The recent sales of Instagram and Slideshare are sure to get entrepreneurs’ blood going, with press coverage, speculation and attention all flowing to the companies, their buyers and a culture that encourages the quick sale of businesses. This focus is wrong. Entrepreneurs should concentrate on building great products that delight their customers.
An exit strategy offers investors an opportunity to recoup their capital and, hopefully, make a profit on the original stake, usually courtesy of a sale.
Quick exits are not all bad. They’re a healthy sign of a successful entrepreneurial economy. We all celebrated the success of Instragram, YouTube, Slideshare and many others when they made their sales. Big wins encourage investment, and they continue to feed the dreams of investors and entrepreneurs alike.
But those high profile sales often obscure the underlying lesson: you can’t control the exit, you can’t predict the sale. Instead, you can only control how you build a great product and how well you build a great customer base. Instagram had those qualities as did YouTube.
Companies that are built with a quick exit in mind typically don’t work out. Companies built with a great product and great customers in mind always create value.

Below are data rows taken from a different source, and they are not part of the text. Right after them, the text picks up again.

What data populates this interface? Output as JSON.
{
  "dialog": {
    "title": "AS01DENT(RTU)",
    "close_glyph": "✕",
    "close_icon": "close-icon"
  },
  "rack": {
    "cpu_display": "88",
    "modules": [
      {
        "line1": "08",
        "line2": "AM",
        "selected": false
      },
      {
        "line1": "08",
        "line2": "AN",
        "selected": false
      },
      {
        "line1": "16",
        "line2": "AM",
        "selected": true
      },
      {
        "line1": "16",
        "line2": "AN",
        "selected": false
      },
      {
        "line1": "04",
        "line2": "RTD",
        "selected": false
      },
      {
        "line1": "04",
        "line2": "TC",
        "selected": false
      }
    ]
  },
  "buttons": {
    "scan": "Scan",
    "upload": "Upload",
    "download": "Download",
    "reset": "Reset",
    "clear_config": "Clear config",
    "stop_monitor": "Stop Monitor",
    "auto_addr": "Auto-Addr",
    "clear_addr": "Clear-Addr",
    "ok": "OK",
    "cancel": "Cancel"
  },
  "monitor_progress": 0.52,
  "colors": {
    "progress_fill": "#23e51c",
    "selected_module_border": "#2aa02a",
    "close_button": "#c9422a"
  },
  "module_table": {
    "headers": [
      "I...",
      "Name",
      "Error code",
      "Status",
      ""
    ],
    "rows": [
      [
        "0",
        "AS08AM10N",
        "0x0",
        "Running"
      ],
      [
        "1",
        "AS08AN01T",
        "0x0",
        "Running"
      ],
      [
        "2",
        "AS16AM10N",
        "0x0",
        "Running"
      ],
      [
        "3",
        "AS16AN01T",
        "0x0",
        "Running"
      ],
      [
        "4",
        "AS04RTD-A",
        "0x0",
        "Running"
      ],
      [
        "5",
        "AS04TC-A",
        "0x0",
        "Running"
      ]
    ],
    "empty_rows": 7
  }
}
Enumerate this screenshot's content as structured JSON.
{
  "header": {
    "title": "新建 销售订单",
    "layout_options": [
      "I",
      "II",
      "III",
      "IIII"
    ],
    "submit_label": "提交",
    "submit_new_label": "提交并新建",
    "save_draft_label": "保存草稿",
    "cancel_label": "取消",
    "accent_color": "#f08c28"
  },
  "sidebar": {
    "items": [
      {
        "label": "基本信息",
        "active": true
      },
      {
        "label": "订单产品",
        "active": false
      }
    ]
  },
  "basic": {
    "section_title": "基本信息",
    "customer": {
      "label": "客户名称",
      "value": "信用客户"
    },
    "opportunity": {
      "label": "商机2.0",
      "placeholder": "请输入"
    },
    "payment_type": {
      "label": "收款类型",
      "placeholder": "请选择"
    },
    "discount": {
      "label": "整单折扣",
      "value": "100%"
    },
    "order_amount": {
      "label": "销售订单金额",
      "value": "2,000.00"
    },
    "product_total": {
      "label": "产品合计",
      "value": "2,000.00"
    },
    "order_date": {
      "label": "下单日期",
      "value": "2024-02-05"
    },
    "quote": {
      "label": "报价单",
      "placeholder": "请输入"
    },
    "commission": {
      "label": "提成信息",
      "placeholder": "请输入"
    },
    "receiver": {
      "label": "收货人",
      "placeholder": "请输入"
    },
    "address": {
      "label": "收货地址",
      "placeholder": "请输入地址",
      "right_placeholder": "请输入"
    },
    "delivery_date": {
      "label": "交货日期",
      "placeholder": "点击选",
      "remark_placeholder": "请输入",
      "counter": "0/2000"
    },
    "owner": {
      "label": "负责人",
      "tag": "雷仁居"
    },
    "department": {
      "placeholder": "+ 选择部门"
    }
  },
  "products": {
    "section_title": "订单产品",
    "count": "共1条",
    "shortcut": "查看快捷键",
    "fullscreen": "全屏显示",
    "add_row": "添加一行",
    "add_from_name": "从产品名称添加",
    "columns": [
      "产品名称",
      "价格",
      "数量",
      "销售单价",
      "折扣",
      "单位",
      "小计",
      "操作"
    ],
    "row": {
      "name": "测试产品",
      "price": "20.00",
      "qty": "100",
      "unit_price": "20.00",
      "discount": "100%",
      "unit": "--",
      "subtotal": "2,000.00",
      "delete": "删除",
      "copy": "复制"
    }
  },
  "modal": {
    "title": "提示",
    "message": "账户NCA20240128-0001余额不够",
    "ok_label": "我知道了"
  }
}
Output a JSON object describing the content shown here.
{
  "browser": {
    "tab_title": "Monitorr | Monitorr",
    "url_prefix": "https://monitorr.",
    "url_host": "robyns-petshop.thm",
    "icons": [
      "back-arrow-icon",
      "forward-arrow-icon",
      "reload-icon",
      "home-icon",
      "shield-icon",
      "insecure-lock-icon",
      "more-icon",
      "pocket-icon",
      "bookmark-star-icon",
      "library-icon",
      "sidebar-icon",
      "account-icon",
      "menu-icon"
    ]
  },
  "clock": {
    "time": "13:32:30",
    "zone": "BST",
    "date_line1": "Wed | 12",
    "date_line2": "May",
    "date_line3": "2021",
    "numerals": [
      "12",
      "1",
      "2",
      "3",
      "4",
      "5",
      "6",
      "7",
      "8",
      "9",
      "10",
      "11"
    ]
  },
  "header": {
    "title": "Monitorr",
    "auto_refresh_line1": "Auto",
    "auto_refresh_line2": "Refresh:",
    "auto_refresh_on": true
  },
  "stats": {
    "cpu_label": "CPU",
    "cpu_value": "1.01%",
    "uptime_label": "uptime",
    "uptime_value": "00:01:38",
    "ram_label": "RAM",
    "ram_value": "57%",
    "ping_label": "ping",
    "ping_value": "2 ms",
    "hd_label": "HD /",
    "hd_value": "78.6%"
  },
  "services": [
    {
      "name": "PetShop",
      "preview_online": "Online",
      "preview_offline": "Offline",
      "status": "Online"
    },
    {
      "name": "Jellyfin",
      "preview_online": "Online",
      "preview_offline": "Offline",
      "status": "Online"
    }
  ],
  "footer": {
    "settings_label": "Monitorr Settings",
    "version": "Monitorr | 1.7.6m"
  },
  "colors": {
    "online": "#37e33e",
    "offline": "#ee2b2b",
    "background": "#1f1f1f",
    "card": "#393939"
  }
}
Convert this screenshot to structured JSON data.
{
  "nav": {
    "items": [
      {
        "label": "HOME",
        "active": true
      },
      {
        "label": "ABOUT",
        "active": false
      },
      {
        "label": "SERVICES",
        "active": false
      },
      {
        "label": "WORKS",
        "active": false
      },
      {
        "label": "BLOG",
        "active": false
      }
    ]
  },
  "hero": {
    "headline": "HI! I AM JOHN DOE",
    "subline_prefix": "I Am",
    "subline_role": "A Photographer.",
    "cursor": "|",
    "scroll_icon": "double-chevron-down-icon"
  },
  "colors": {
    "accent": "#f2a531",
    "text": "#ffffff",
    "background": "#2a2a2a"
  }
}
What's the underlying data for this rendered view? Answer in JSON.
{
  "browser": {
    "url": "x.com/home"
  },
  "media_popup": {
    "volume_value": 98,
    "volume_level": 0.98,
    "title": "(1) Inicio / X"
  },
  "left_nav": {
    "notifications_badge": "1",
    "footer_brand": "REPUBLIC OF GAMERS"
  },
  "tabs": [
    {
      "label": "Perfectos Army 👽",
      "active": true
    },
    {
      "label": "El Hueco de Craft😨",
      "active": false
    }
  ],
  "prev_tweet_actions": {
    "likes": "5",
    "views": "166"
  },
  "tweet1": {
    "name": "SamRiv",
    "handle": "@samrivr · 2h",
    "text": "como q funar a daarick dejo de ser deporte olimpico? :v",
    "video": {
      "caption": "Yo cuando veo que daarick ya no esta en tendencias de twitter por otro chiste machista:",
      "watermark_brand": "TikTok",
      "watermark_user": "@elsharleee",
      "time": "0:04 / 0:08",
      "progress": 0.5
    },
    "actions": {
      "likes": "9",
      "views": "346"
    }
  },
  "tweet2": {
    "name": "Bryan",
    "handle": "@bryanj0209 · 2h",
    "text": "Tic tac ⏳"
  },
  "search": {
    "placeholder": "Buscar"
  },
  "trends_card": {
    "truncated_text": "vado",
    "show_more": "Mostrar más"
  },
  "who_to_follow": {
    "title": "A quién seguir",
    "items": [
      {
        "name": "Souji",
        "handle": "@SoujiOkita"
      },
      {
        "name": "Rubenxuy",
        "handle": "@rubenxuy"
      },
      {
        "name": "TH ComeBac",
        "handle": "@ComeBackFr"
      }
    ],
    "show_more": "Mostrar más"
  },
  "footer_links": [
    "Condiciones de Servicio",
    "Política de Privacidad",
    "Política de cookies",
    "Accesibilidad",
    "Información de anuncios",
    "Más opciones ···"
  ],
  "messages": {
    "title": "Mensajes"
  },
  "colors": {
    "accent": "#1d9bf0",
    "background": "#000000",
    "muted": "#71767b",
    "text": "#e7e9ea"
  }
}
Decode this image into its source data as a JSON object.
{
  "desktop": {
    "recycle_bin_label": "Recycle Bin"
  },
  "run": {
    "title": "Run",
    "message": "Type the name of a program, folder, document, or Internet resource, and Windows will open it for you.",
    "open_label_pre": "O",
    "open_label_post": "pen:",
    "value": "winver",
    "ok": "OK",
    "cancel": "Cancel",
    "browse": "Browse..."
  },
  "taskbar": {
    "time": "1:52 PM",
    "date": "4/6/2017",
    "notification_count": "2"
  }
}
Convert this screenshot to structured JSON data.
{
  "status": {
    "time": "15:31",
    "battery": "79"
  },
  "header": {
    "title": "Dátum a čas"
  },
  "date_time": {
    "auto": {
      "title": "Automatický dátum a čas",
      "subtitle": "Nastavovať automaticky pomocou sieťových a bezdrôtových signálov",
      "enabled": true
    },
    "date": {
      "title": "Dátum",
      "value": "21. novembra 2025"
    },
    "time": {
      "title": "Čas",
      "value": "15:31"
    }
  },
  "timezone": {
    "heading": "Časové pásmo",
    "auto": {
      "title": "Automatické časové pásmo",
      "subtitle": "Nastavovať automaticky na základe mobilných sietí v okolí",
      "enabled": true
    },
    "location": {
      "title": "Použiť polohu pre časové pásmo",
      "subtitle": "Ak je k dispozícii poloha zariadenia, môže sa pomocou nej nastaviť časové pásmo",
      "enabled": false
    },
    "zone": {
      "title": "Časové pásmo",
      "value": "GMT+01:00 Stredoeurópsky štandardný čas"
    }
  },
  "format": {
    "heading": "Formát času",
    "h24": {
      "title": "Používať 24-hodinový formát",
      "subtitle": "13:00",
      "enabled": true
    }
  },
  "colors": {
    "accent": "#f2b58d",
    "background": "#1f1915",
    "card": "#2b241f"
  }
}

In an article for Fast Company in 2000, business author Jim Collins contrasted the new flip-fast ethos with companies he had profiled in an earlier book, Built To Last. The difference: companies that were “built to flip” generated short-term gains for stockholders at the time of IPO or sale, but they struggled to show consistent profitability and often hit a wall not long after generating multi-billion-dollar valuations.
In contrast, Collins suggested, companies that are built to last contribute something more worthwhile. They have the aura of greatness and epitomise the “Entrepreneur’s Dream”: they aren’t just vehicles to get rich quick, but instead icons of business with strong roots that are sustainable for decades.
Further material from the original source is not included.